# Can I get Oberon help?



## klrodrigues (Mar 29, 2009)

Hi guys, I believe DH & DD are getting me an Oberon for Mothers day so I really need to decide which to get. I have it narrowed down between 2. 
Here's what my skin looks like: DD holding Hermione &back of Hermione

I was thinking of getting a Journal cover bc I have the Amazon cover that I really like... 
http://www.oberondesign.com/shop/cart.php?m=product_detail&p=208 maybe in chocolate? I really like this design but they dont have in the K cover.. the "World Tree" is the closest I can find. http://www.oberondesign.com/shop/cart.php?m=product_detail&p=921 I like the green but I dont believe it'll match my skin, so maybe the Taupe. Does anyone have a Taupe they can post?
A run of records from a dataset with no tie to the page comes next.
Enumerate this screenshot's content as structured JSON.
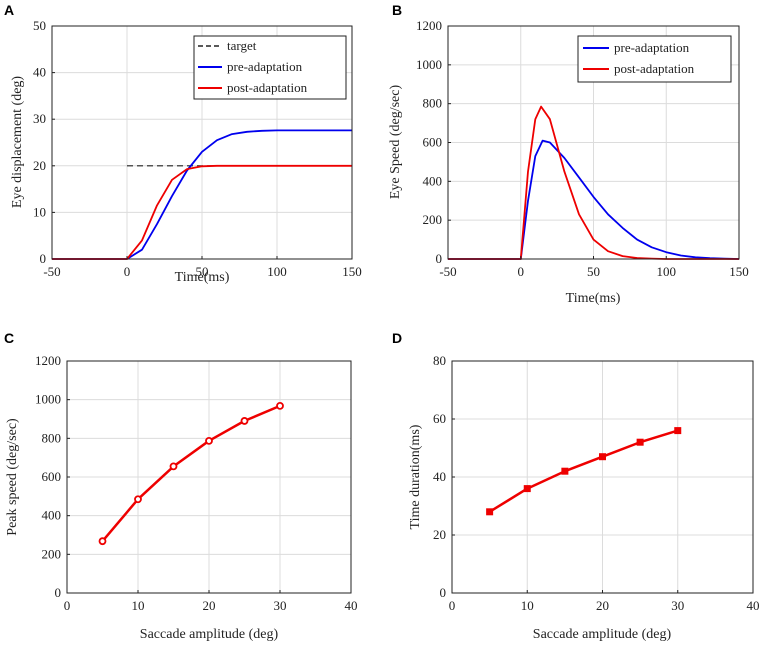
{
  "colors": {
    "blue": "#0000ee",
    "red": "#ee0000",
    "black": "#222222",
    "grid": "#dcdcdc"
  },
  "chart_data": [
    {
      "letter": "A",
      "type": "line",
      "xlabel": "Time(ms)",
      "ylabel": "Eye displacement (deg)",
      "xlim": [
        -50,
        150
      ],
      "ylim": [
        0,
        50
      ],
      "xticks": [
        -50,
        0,
        50,
        100,
        150
      ],
      "yticks": [
        0,
        10,
        20,
        30,
        40,
        50
      ],
      "grid": true,
      "legend_position": "top-right",
      "series": [
        {
          "name": "target",
          "color": "#222222",
          "dash": true,
          "x": [
            0,
            150
          ],
          "y": [
            20,
            20
          ]
        },
        {
          "name": "pre-adaptation",
          "color": "#0000ee",
          "dash": false,
          "x": [
            -50,
            0,
            10,
            20,
            30,
            40,
            50,
            60,
            70,
            80,
            90,
            100,
            110,
            120,
            150
          ],
          "y": [
            0,
            0,
            2,
            7.5,
            13.5,
            19,
            23,
            25.5,
            26.8,
            27.3,
            27.5,
            27.6,
            27.6,
            27.6,
            27.6
          ]
        },
        {
          "name": "post-adaptation",
          "color": "#ee0000",
          "dash": false,
          "x": [
            -50,
            0,
            10,
            20,
            30,
            40,
            50,
            60,
            70,
            150
          ],
          "y": [
            0,
            0,
            4,
            11.5,
            17,
            19.3,
            19.9,
            20.0,
            20.0,
            20.0
          ]
        }
      ]
    },
    {
      "letter": "B",
      "type": "line",
      "xlabel": "Time(ms)",
      "ylabel": "Eye Speed (deg/sec)",
      "xlim": [
        -50,
        150
      ],
      "ylim": [
        0,
        1200
      ],
      "xticks": [
        -50,
        0,
        50,
        100,
        150
      ],
      "yticks": [
        0,
        200,
        400,
        600,
        800,
        1000,
        1200
      ],
      "grid": true,
      "legend_position": "top-right",
      "series": [
        {
          "name": "pre-adaptation",
          "color": "#0000ee",
          "dash": false,
          "x": [
            -50,
            0,
            5,
            10,
            15,
            20,
            30,
            40,
            50,
            60,
            70,
            80,
            90,
            100,
            110,
            120,
            130,
            140,
            150
          ],
          "y": [
            0,
            0,
            300,
            530,
            610,
            600,
            520,
            420,
            320,
            230,
            160,
            100,
            60,
            35,
            18,
            9,
            4,
            2,
            0
          ]
        },
        {
          "name": "post-adaptation",
          "color": "#ee0000",
          "dash": false,
          "x": [
            -50,
            0,
            5,
            10,
            14,
            20,
            30,
            40,
            50,
            60,
            70,
            80,
            90,
            100,
            150
          ],
          "y": [
            0,
            0,
            450,
            720,
            785,
            720,
            450,
            230,
            100,
            40,
            15,
            5,
            2,
            0,
            0
          ]
        }
      ]
    },
    {
      "letter": "C",
      "type": "line",
      "xlabel": "Saccade amplitude (deg)",
      "ylabel": "Peak speed (deg/sec)",
      "xlim": [
        0,
        40
      ],
      "ylim": [
        0,
        1200
      ],
      "xticks": [
        0,
        10,
        20,
        30,
        40
      ],
      "yticks": [
        0,
        200,
        400,
        600,
        800,
        1000,
        1200
      ],
      "grid": true,
      "marker": "circle",
      "series": [
        {
          "name": "peak speed",
          "color": "#ee0000",
          "dash": false,
          "x": [
            5,
            10,
            15,
            20,
            25,
            30
          ],
          "y": [
            268,
            485,
            655,
            787,
            890,
            968
          ]
        }
      ]
    },
    {
      "letter": "D",
      "type": "line",
      "xlabel": "Saccade amplitude (deg)",
      "ylabel": "Time duration(ms)",
      "xlim": [
        0,
        40
      ],
      "ylim": [
        0,
        80
      ],
      "xticks": [
        0,
        10,
        20,
        30,
        40
      ],
      "yticks": [
        0,
        20,
        40,
        60,
        80
      ],
      "grid": true,
      "marker": "square",
      "series": [
        {
          "name": "duration",
          "color": "#ee0000",
          "dash": false,
          "x": [
            5,
            10,
            15,
            20,
            25,
            30
          ],
          "y": [
            28,
            36,
            42,
            47,
            52,
            56
          ]
        }
      ]
    }
  ]
}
Anyway, I was just trying to get ideas from you Oberon experts  Which do you prefer the K Cover or the Journal Cover? Is it really considerably bigger?


----------



## Googlegirl (Mar 4, 2009)

Here's my Taupe Hokusai Wave. I think it's more of a caramel color though.


----------



## Elijsha (Dec 10, 2008)

1 thing i really liked about the new Oberon k2 covers vs the k1 covers, is that the k2 cover is alot thinner as opposed to the k1's. i know some people have used the amazon cover inside  Oberon journals. but i would just go with the k2 cover it keeps the k2 sleekness in tacked. 

just my 2c also your skin would go well with any cover choice


----------



## klrodrigues (Mar 29, 2009)

Thanks for the pic Googlegirl.. I like that color as well.  

The sleekness is exactly one of the things I was worried about with the Journal Cover, thanks for the info Elijsha


----------



## Linda Cannon-Mott (Oct 28, 2008)

Googlegirl said:


> Here's my Taupe Hokusai Wave. I think it's more of a caramel color though.


OMG that is gorgeous! I had only seen it in Navy and I like both but the wave looks so beautiful in taupe.


----------



## Googlegirl (Mar 4, 2009)

Linda Cannon-Mott said:


> OMG that is gorgeous! I had only seen it in Navy and I like both but the wave looks so beautiful in taupe.


Thanks! I LOVE it. I was expecting it to be lighter but it is a cool color.


----------